[PATCH 0/8] second part of 5.12 patches

Pavel Begunkov <asml.silence@xxxxxxxxx> · Mon, 25 Jan 2021 11:42:19 +0000

1,2 are simple, can be considered separately

3-8 are inline completion optimisations, should affect buffered rw,
recv/send and others that can complete inline.

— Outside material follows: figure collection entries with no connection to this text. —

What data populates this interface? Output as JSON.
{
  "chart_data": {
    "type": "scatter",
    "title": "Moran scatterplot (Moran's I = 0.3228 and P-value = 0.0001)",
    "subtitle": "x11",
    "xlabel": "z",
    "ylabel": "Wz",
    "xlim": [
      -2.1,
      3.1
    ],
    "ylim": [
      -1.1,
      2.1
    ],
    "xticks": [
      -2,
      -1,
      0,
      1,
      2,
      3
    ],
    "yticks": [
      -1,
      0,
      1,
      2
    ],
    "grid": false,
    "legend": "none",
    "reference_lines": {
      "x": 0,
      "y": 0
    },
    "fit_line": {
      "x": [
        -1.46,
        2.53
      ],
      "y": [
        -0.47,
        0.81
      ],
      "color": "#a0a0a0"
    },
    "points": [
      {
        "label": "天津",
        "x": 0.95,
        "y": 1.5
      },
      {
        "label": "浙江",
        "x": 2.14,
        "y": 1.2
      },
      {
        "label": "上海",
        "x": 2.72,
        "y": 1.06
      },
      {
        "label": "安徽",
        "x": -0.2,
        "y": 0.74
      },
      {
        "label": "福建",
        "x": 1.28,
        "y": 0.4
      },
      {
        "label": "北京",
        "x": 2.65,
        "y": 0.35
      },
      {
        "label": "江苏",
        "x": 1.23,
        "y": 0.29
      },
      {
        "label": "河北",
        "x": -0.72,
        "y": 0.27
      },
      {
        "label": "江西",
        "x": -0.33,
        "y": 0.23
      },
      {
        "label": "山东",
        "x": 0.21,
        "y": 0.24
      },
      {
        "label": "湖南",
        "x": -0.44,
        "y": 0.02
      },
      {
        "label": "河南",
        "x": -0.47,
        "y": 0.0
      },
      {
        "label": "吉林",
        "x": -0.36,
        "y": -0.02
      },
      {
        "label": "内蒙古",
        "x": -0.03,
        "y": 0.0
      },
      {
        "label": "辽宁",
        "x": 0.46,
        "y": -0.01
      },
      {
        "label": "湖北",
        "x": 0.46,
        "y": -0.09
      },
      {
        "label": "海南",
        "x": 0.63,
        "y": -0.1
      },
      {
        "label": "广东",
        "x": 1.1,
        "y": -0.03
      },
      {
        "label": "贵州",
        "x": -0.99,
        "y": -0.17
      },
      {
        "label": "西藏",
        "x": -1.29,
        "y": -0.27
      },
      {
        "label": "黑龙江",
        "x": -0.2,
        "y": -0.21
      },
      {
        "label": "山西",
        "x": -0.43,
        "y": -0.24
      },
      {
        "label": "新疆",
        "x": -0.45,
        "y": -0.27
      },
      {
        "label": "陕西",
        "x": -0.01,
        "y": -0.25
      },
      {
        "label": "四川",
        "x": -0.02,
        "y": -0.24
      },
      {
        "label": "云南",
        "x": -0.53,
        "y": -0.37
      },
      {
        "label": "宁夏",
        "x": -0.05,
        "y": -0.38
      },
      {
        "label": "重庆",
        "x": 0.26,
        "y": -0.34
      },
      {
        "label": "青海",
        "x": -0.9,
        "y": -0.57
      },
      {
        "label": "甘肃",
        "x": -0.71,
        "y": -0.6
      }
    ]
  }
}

fio/t/io_uring do_nop=1 benchmark (batch=32) in KIOPS:
baseline (1-5 applied):         qd32: 8001,   qd1: 2015
arrays (+6/8):                  qd32: 8128,   qd1: 2028
batching (+7/8):                qd32: 10300,  qd1: 1946

The downside is worse qd1 with batching, don't think we should care much
because most of the time is syscalling, and I can easily get ~15-30% and
5-10% for qd32 and qd1 respectively by making ring's allocation cache
persistent and feeding memory of inline executed requests back into it.
Note: this should not affect async executed requests, e.g. block rw,
because they never hit this path.

Pavel Begunkov (8):
  io_uring: ensure only sqo_task has file notes
  io_uring: consolidate putting reqs task
  io_uring: don't keep submit_state on stack
  io_uring: remove ctx from comp_state
  io_uring: don't reinit submit state every time
  io_uring: replace list with array for compl batch
  io_uring: submit-completion free batching
  io_uring: keep interrupts on on submit completion

 fs/io_uring.c | 221 +++++++++++++++++++++++++-------------------------
 1 file changed, 110 insertions(+), 111 deletions(-)

-- 
2.24.0